Alors que le Medef annonce une baisse de 14% des contrats d’apprentissage signés au premier trimestre 2014 qui touche essentiellement les niveaux IV et V (lire ci-dessous), beaucoup de questions restent posées sur l’évolution des politiques de l’État et des régions vis-à-vis de l’apprentissage et, plus largement, de l’alternance dans le supérieur. Pour autant, nombreux sont ceux qui restent optimistes quant à son développement. L’EM Normandie souhaite ainsi doubler le nombre de ses étudiants en alternance alors que le Cesi lance une École supérieure des métiers entièrement en alternance (Cesi alternance) et a fait réaliser un sondage sur le sujet avec Ipsos.

Quelle politique ?

Resté stable depuis 2008 (aux alentours de 290 000 contrats signés chaque année) avant une chute à 273 000 en 2013, l’apprentissage s’est essentiellement développé dans l’enseignement supérieur ces dernières années : entre 2007 et 2011 les apprentis inscrits en BTS progressent de 11 % et ceux qui préparent un autre diplôme de l’enseignement supérieur de 36 %. Quant aux contrats de professionnalisation, 14,5 % de ceux qui ont été signés en 2012 préparaient à des niveaux de formation bac +4 et plus. Plus de 40 % des chefs d’entreprise interrogés par le Cesi considèrent aujourd’hui que l’alternance est une solution adaptée pour recruter des cadres ou de futurs cadres.
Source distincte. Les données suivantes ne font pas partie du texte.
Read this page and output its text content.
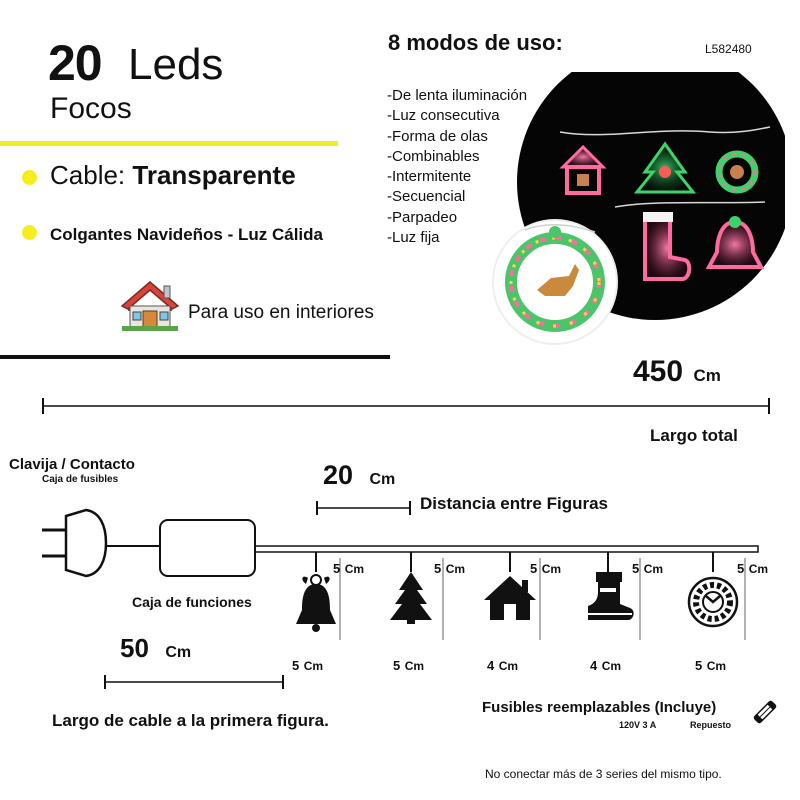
20 Leds
Focos
Cable: Transparente
Colgantes Navideños - Luz Cálida
Para uso en interiores
8 modos de uso:	L582480
-De lenta iluminación
-Luz consecutiva
-Forma de olas
-Combinables
-Intermitente
-Secuencial
-Parpadeo
-Luz fija
450 Cm
Largo total
Clavija / Contacto
Caja de fusibles	20 Cm
Distancia entre Figuras
5 Cm	5 Cm	5 Cm	5 Cm	5 Cm
Caja de funciones
5 Cm	5 Cm	4 Cm	4 Cm	5 Cm
50 Cm
Largo de cable a la primera figura.
Fusibles reemplazables (Incluye)
120V 3 A	Repuesto
No conectar más de 3 series del mismo tipo.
Mais beaucoup professent aujourd’hui dans les régions régionaux qu’il faut d’abord se concentrer sur l’infra bac en privilégiant des élèves en rupture avec l’enseignement «  classique ». « L’apprentissage dans le supérieur est la locomotive de l’apprentissage en général. Il ne faut surtout pas opposer le secondaire et l’enseignement supérieur », réagit Jean-Michel Blanquer, directeur de l’Essec et ancien directeur général de l’enseignement scolaire au ministère de l’Education nationale. Quant à Jean-Loup Salzmann, président de la Conférence des présidents d’université, il estime que « l’avenir de l’apprentissage est à l’université » car « qui dit apprentissage dit entreprises et on manque d’entreprise souhaitant des apprentis dans les niveaux V et IV ». « Là où on peut vraiment développer l’apprentissage aujourd’hui c’est en licence ou en master », conclut-il.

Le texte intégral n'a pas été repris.